Foreclosure Filings Hit Three-Year Low as U.S. Servicers in `Dysfunction'
U.S. foreclosure filings fell last month to the lowest level in three years as lenders under legal scrutiny struggled to process a backlog of defaults and put new systems in place for home seizures, RealtyTrac Inc. said.
A total of 225,101 U.S. properties received notices of default, auction or repossession, down 14 percent from January and 27 percent from February 2010, the Irvine, California-based data seller said today in a statement. The number was the lowest since February 2008, and the year-over-year decrease was the biggest since the company began keeping records in 2005.
Loan servicers are moving slowly in resuming foreclosures amid a five-month-old investigation by state attorneys general into flawed paperwork and improper procedures. Delays in processing defaults are creating a clogged pipeline that may postpone home prices from reaching a bottom, according to Celia Chen, an economist for Moody’s Analytics Inc.
“It’s clearly taking the lenders and servicers longer than anyone had anticipated,” Rick Sharga, RealtyTrac’s senior vice president, said in an e-mail. “Beyond that, the industry itself is in a state of dysfunction.”
State and federal officials are negotiating a settlement with the nation’s top mortgage servicers after complaints of mass processing of foreclosure paperwork without verification. The “robo-signing” controversy spurred lenders including Bank of America Corp. (BAC), JPMorgan Chase & Co. (JPM) and Ally Financial Inc.’s GMAC unit to freeze some home repossessions last year.
A glut of resubmitted paperwork is “taxing the resources” of loan servicers, and judges are demanding greater scrutiny in states where courts oversee foreclosures, Sharga said. Bad weather and fewer days in February may also have contributed to the month’s low total, according to RealtyTrac.
Bank of America, the largest U.S. loan servicer, found “room for improvement” in its foreclosure practices after a review, Terry Laughlin, an executive vice president at the Charlotte, North Carolina-based bank, said at a March 8 investor conference. The lender expects to return to “normalized foreclosure run rates” in the next two to three months, he said, according to a transcript.

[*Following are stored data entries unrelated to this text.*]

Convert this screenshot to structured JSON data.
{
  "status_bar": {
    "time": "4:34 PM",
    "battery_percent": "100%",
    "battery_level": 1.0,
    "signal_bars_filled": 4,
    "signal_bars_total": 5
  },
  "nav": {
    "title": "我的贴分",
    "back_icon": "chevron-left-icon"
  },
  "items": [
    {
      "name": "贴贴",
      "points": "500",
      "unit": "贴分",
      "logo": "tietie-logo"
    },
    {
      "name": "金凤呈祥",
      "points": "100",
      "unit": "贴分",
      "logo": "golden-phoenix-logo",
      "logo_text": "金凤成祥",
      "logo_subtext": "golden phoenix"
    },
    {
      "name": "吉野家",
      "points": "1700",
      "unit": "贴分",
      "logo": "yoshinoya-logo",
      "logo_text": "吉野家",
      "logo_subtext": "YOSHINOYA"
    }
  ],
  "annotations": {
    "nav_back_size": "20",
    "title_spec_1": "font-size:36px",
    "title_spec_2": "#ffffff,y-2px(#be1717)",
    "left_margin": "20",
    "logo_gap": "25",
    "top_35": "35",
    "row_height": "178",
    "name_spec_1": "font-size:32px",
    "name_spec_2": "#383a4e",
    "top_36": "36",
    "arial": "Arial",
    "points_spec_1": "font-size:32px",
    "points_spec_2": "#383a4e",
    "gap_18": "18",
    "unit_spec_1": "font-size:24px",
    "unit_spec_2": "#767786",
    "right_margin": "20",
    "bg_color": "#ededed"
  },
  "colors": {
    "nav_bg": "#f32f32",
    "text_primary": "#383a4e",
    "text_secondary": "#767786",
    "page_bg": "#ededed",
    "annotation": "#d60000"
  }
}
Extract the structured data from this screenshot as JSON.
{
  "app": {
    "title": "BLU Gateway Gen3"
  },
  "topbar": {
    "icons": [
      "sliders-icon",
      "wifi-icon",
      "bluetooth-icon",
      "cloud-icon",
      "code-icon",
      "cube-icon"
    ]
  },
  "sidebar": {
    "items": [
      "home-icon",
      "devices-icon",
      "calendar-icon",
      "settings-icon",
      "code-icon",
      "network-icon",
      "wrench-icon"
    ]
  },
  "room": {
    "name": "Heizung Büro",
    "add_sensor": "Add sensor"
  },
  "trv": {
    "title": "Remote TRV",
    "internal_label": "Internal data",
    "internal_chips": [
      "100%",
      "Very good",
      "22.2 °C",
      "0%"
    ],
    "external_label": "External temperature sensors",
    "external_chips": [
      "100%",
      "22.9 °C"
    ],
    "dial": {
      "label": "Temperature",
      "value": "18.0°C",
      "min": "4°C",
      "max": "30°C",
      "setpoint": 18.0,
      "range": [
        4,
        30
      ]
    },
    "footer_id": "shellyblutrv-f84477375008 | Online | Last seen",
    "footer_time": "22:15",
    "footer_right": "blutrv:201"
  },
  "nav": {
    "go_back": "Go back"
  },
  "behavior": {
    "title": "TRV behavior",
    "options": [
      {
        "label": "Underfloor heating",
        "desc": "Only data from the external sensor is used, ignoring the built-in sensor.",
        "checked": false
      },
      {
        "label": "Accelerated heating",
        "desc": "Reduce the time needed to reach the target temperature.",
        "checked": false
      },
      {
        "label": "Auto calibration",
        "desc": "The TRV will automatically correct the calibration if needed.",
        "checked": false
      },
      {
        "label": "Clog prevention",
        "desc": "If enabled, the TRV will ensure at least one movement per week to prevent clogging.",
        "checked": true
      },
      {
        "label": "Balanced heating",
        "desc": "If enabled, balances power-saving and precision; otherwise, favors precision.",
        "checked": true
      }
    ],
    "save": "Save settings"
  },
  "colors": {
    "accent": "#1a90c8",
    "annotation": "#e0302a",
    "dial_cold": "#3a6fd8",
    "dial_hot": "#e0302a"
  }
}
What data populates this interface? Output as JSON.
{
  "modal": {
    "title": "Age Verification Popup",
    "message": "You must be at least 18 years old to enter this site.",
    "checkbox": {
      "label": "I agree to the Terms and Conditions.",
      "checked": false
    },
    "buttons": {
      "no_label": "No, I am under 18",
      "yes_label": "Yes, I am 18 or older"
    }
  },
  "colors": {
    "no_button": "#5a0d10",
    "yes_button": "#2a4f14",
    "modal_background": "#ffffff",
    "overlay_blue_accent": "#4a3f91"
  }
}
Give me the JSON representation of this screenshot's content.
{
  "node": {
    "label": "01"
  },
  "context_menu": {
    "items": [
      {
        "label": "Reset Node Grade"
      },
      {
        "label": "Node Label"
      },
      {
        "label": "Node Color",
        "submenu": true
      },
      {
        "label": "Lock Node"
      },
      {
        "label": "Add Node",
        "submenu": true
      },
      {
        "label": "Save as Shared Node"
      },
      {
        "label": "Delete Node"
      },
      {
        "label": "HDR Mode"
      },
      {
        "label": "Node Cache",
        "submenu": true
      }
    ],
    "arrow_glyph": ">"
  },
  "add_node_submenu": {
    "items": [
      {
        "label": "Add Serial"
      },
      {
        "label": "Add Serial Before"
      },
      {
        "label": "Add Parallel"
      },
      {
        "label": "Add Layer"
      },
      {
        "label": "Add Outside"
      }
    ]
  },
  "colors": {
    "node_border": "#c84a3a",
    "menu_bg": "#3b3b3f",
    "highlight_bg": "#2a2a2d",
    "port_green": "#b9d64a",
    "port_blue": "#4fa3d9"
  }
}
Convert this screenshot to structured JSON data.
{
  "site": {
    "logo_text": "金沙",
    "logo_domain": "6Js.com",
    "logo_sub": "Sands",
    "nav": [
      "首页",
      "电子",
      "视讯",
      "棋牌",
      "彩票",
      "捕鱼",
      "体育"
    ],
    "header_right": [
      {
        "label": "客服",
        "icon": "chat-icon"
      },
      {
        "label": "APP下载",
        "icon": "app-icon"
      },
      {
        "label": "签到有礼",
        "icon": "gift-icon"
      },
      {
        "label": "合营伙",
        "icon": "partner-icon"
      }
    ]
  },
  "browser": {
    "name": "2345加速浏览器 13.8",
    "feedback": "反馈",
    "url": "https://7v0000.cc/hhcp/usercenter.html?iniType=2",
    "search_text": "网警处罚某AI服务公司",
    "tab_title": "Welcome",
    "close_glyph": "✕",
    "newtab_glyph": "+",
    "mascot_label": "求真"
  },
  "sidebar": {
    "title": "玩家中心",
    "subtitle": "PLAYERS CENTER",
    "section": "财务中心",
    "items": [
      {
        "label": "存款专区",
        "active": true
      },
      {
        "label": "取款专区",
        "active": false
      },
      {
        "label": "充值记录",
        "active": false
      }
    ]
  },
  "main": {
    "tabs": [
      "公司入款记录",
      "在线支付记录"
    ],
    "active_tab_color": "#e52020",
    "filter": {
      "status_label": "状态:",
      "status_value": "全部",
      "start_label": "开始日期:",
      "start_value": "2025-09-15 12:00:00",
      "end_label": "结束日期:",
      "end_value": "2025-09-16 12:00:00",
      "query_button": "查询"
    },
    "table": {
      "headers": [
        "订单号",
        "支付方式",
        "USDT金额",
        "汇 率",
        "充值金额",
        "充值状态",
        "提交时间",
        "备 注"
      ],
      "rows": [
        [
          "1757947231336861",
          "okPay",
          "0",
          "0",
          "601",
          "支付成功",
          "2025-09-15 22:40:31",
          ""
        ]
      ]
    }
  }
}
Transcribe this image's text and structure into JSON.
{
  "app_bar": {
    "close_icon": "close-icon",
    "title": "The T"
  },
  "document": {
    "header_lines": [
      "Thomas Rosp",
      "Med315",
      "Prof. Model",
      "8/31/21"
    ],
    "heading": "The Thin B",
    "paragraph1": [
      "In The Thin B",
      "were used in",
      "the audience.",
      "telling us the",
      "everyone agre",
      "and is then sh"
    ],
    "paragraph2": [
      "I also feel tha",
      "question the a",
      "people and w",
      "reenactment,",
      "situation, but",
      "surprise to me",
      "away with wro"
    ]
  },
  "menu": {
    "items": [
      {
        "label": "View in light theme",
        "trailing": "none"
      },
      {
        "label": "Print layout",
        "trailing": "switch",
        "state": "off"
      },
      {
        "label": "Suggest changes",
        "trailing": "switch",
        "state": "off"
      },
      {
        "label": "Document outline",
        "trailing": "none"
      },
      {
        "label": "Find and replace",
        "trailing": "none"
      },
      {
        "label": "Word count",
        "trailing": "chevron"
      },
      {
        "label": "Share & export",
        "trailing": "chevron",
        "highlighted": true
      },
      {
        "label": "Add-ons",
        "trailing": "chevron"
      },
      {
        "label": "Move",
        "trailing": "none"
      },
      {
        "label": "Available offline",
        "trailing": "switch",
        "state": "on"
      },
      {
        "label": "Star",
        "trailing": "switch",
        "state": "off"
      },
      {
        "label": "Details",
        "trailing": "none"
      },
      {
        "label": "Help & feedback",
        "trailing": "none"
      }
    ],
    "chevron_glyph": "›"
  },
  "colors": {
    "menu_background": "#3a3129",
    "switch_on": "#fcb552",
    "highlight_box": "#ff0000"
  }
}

U.S. home prices may be supported during the foreclosure delay and will drop once repossessed homes come on the market, said Chen of Moody’s Analytics. The company forecasts a 5 percent decline in values from the end of last year and a market bottom in the third quarter, she said.
“It’s sort of pay me now or pay me later,” Chen said in a telephone interview from West Chester, Pennsylvania.
The foreclosure slowdown may hurt sales in parts of the nation where there is a shortage of inventory and prop up home prices in states such as Arizona and Nevada, where there’s a surplus of bank-owned real estate, said Sean O’Toole, chief executive officer of ForeclosureRadar.com. His firm tracks sales of foreclosed properties in Arizona, California, Nevada, Oregon and Washington.
“The problem is you’re dealing with different crises at the same time,” he said. “National solutions are a fool’s errand.”
Default notices in February slid 41 percent from a year earlier to 63,165, the lowest monthly total in four years, according to RealtyTrac. Total auction notices fell 21 percent from a year earlier to 97,293, a 27-month low, the firm said.
Banks seized 64,643 U.S. properties in February, the fewest in 22 months. The number was down 17 percent from a year earlier. The peak was 102,134 in September, RealtyTrac said.
The declines in auction and default notices were bigger in states where courts oversee foreclosures compared with non- judicial states. Repossessions tumbled 35 percent from February 2010 in judicial states, while decreasing 8 percent in non- judicial states.
In Florida, a judicial state that’s been among the hardest- hit by the crisis, total foreclosure filings plunged 65 percent from a year earlier. It still ranked second for total filings.
“Florida is a state of foreclosure chaos,” O’Toole said.
Nevada had the highest foreclosure filing rate for the 50th consecutive month at one in 119 households, according to RealtyTrac. The national average was one in 577.
Ten states accounted for more than 70 percent of all U.S. filings, led by California’s 56,229, a quarter of the national total. Filings in the most populous state were down 18 percent from February 2010, the 15th straight year-over-year decline.
Las Vegas had the highest metro foreclosure rate among cities with population 200,000 or more. Modesto and Stockton in California ranked second and third, and Phoenix was fourth.
Riverside, Vallejo, Merced and Bakersfield, all in California, ranked fifth through eighth; Reno, Nevada, was ninth; and Sacramento was 10th, according to RealtyTrac.
Florida cities were absent from the top 20 metro areas after having nine cities in the group a year earlier, according to RealtyTrac, which sells data from counties representing 90 percent of the U.S. population.